Al salir el sol se cumplió con lo acordado y ante Pilatos fue presentado el cautivo. Al interrogarle si era verdaderamente el hijo de Dios pensé que finalmente decidiría negarlo todo y salvarse, pero una vez más el judío me sorprendió al contestar con un escueto “Sí, tú mismo lo dices” muchos más cargos siguieron por parte de los sacerdotes pero el acusado parecía no escucharlo, su mirada clavada en algún punto indefinido frente a él, con postura erguida y rostro calmo, nadie pensaría que él podría morir si así Pilatos lo decidía.

Mi atención estaba dividida entre el prisionero y Pilatos cuando este resolvió darle la decisión de la vida del hombre a la multitud, se salvaría él o Barrabás. La sorpresa fue evidente en el rostro del Prefecto cuando comenzó la gritería pidiendo la crucifixión de Jesús de Nazaret. La influencia de los sacerdotes era evidente, porque aunque blasfemo, el de Nazaret era inocente, mientras sobre Barrabás los crímenes abundaban. Pilatos trató de convencerlos de cambiar de parecer, pero la multitud estaba decidida así que lavándose las manos, quitándose la responsabilidad por la vida del hombre soltó a Barrabás y a Jesús lo llevaron para ser azotado.

Los primeros azotes fueron silenciosos por parte del prisionero, con la mandíbula fuertemente apretada arqueaba la espalda con cada golpe de los romos clavos atados al látigo. Ya luego de los primeros veinte cayó de rodillas y comenzaron a escapar gritos de sus labios, pero en ningún momento pidió piedad ni cambió su testimonio, tragué saliva ante su fuerza de voluntad. Cuando terminaron los azotes su mirada, aunque débil por el agotamiento, era determinada.
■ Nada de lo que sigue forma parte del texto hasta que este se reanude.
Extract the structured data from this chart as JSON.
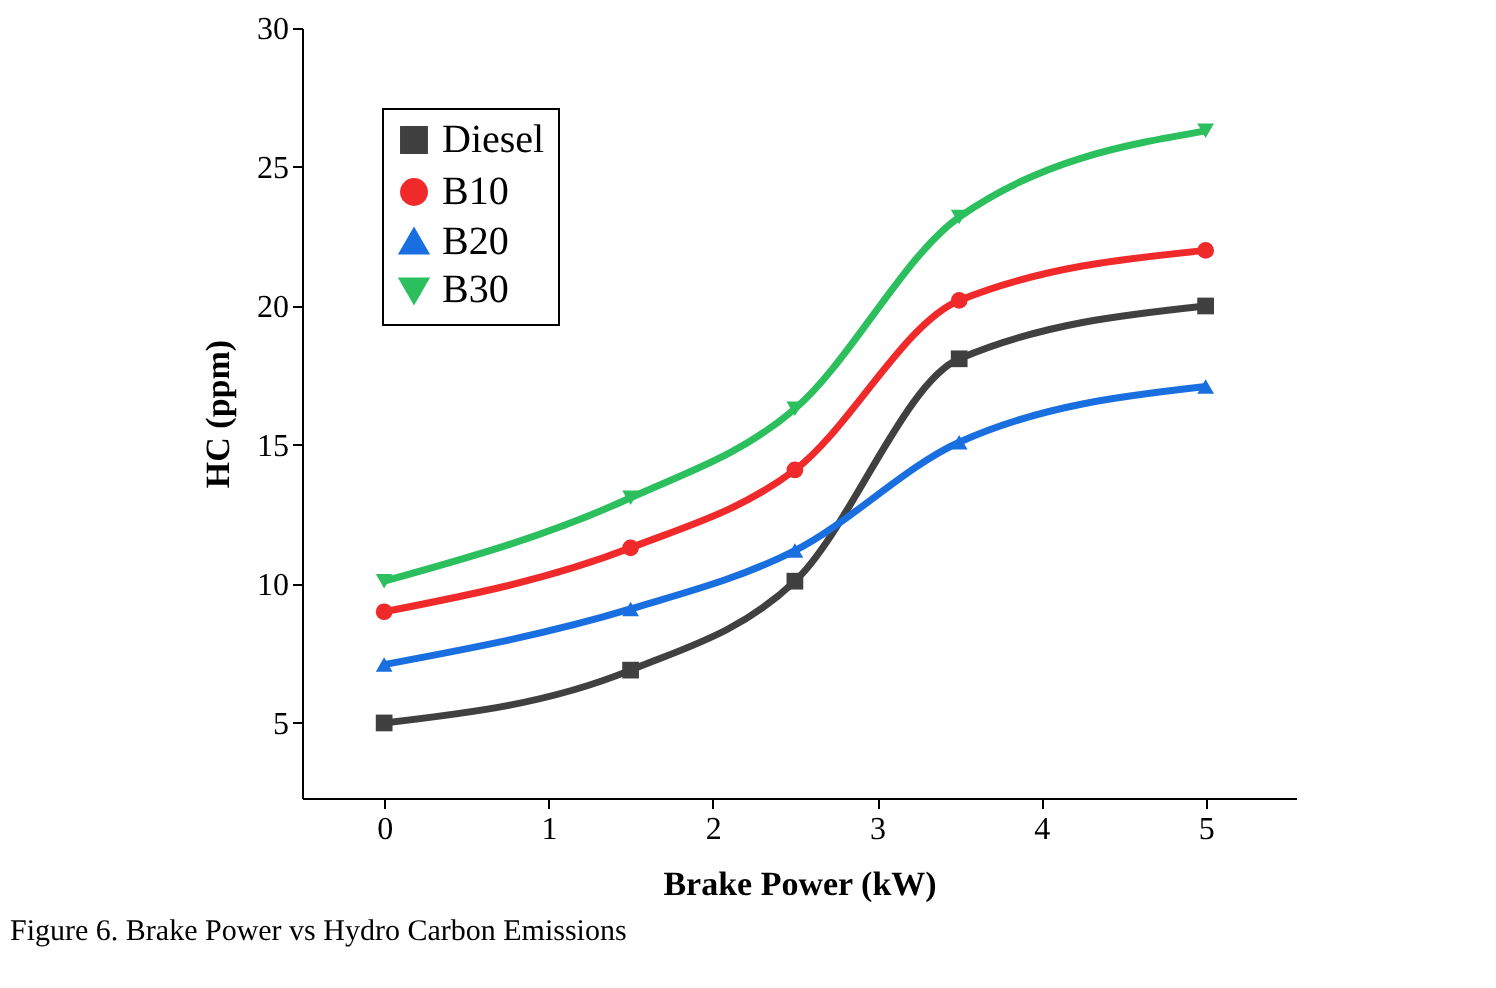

La procesión con la cruz fue una de las peores que he visto. Los guardias con los que yo mismo había compartido en numerosas oportunidades se mofaban de él e incluso le pusieron una corona de espinas. Abucheado y despreciado por muchos, llorado por otros cuantos, Jesús de Nazaret recorrió el camino hasta el Gólgota con la cruz a sus espaldas a veces ayudado por un hombre elegido entre la multitud
Rasgaron sus vestiduras y lo clavaron en la cruz entre dos criminales. Extraños sentimientos se revolvieron en mi pecho: pesar, culpa, lástima por el hombre que sufre una muerte lenta y agoniza clavado a una enorme cruz de madera con el título “Rey de los Judíos” escrito sobre su cabeza. Su madre llora entre el público y mi pecho se revuelve aún más, siento nauseas y ganas de huir de allí o de olvidar todo lo que he presenciado, olvidar lo que he sido partícipe estos dos días.
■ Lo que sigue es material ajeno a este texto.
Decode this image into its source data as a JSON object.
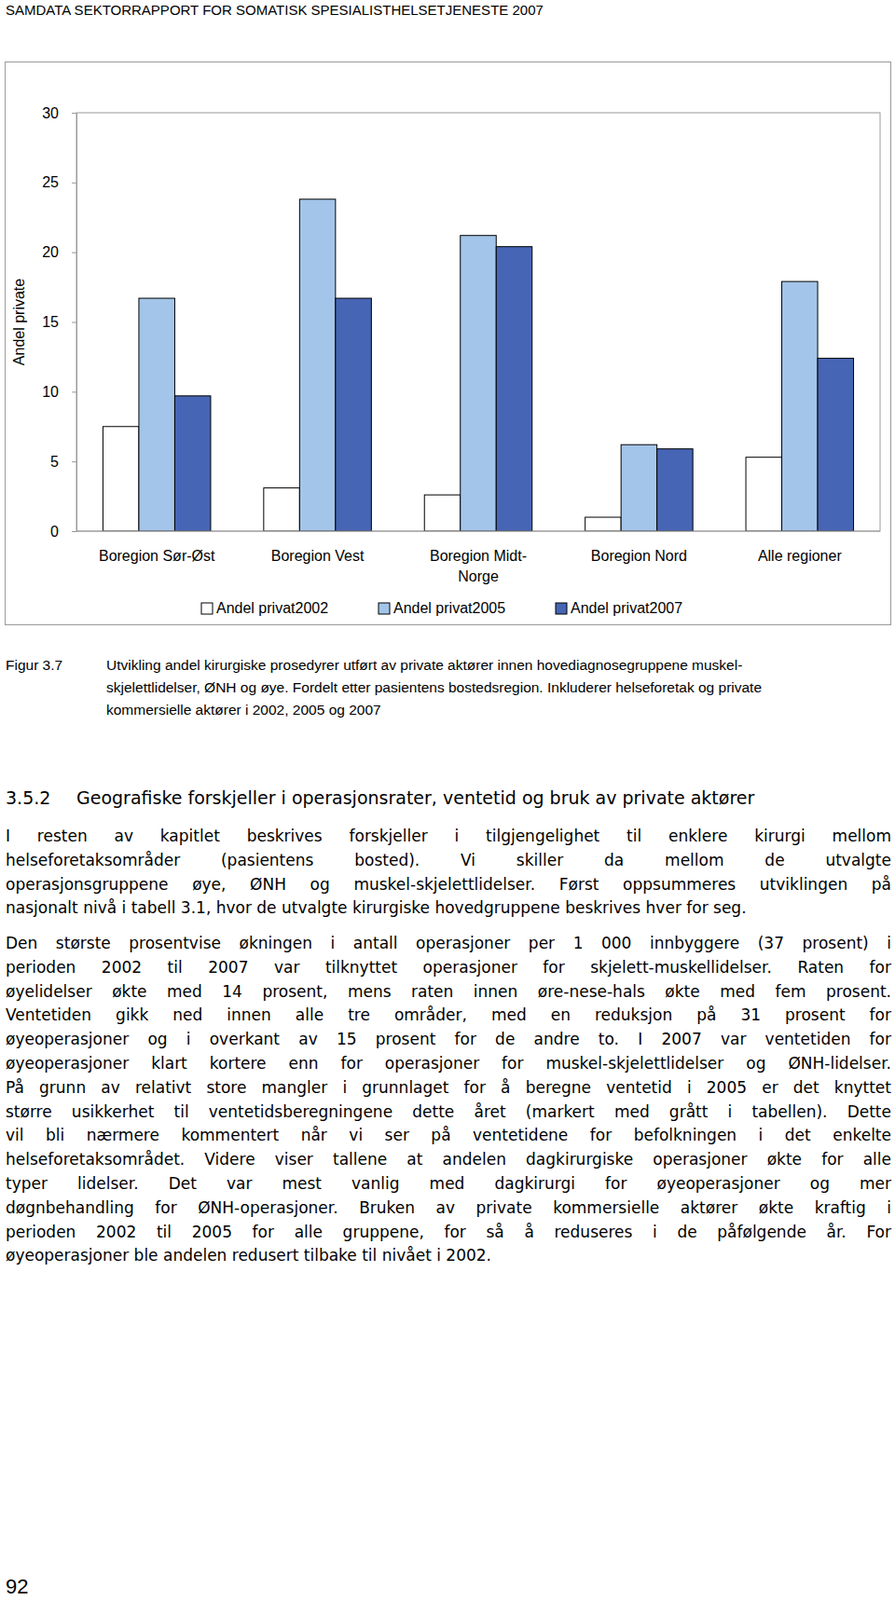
{
  "header": "SAMDATA SEKTORRAPPORT FOR SOMATISK SPESIALISTHELSETJENESTE 2007",
  "chart_data": {
    "type": "bar",
    "ylabel": "Andel private",
    "categories": [
      "Boregion Sør-Øst",
      "Boregion Vest",
      "Boregion Midt-Norge",
      "Boregion Nord",
      "Alle regioner"
    ],
    "series": [
      {
        "name": "Andel privat2002",
        "color": "#ffffff",
        "values": [
          7.5,
          3.1,
          2.6,
          1.0,
          5.3
        ]
      },
      {
        "name": "Andel privat2005",
        "color": "#a3c5ea",
        "values": [
          16.7,
          23.8,
          21.2,
          6.2,
          17.9
        ]
      },
      {
        "name": "Andel privat2007",
        "color": "#4665b4",
        "values": [
          9.7,
          16.7,
          20.4,
          5.9,
          12.4
        ]
      }
    ],
    "ylim": [
      0,
      30
    ],
    "yticks": [
      0,
      5,
      10,
      15,
      20,
      25,
      30
    ],
    "grid": false,
    "legend": "bottom"
  },
  "caption": {
    "label": "Figur 3.7",
    "lines": [
      "Utvikling andel kirurgiske prosedyrer utført av private aktører innen hovediagnosegruppene muskel-",
      "skjelettlidelser, ØNH og øye. Fordelt etter pasientens bostedsregion. Inkluderer helseforetak og private",
      "kommersielle aktører i 2002, 2005 og 2007"
    ]
  },
  "section": {
    "number": "3.5.2",
    "title": "Geografiske forskjeller i operasjonsrater, ventetid og bruk av private aktører"
  },
  "paragraphs": [
    [
      "I resten av kapitlet beskrives forskjeller i tilgjengelighet til enklere kirurgi mellom",
      "helseforetaksområder (pasientens bosted). Vi skiller da mellom de utvalgte",
      "operasjonsgruppene øye, ØNH og muskel-skjelettlidelser. Først oppsummeres utviklingen på",
      "nasjonalt nivå i tabell 3.1, hvor de utvalgte kirurgiske hovedgruppene beskrives hver for seg."
    ],
    [
      "Den største prosentvise økningen i antall operasjoner per 1 000 innbyggere (37 prosent) i",
      "perioden 2002 til 2007 var tilknyttet operasjoner for skjelett-muskellidelser. Raten for",
      "øyelidelser økte med 14 prosent, mens raten innen øre-nese-hals økte med fem prosent.",
      "Ventetiden gikk ned innen alle tre områder, med en reduksjon på 31 prosent for",
      "øyeoperasjoner og i overkant av 15 prosent for de andre to. I 2007 var ventetiden for",
      "øyeoperasjoner klart kortere enn for operasjoner for muskel-skjelettlidelser og ØNH-lidelser.",
      "På grunn av relativt store mangler i grunnlaget for å beregne ventetid i 2005 er det knyttet",
      "større usikkerhet til ventetidsberegningene dette året (markert med grått i tabellen). Dette",
      "vil bli nærmere kommentert når vi ser på ventetidene for befolkningen i det enkelte",
      "helseforetaksområdet. Videre viser tallene at andelen dagkirurgiske operasjoner økte for alle",
      "typer lidelser. Det var mest vanlig med dagkirurgi for øyeoperasjoner og mer",
      "døgnbehandling for ØNH-operasjoner. Bruken av private kommersielle aktører økte kraftig i",
      "perioden 2002 til 2005 for alle gruppene, for så å reduseres i de påfølgende år. For",
      "øyeoperasjoner ble andelen redusert tilbake til nivået i 2002."
    ]
  ],
  "page_number": "92"
}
Las dudas nublan mi mente mientras lo bajan de la cruz y su madre se tiende a llorar sobre su cuerpo sin vida. No sé si realmente era el hijo de Dios, un profeta o simplemente un demente. No sé si es cierto los supuestos milagros que él realizó, no sé si la oscuridad que ahora se cierne sobre nosotros es prueba de la naturaleza del crucificado, solo sé que Jesús de Nazaret fue un hombre muy fuerte, con convicción en sus creencias, con mucho amor por su gente, pero por sobre todas las cosas, fue valiente.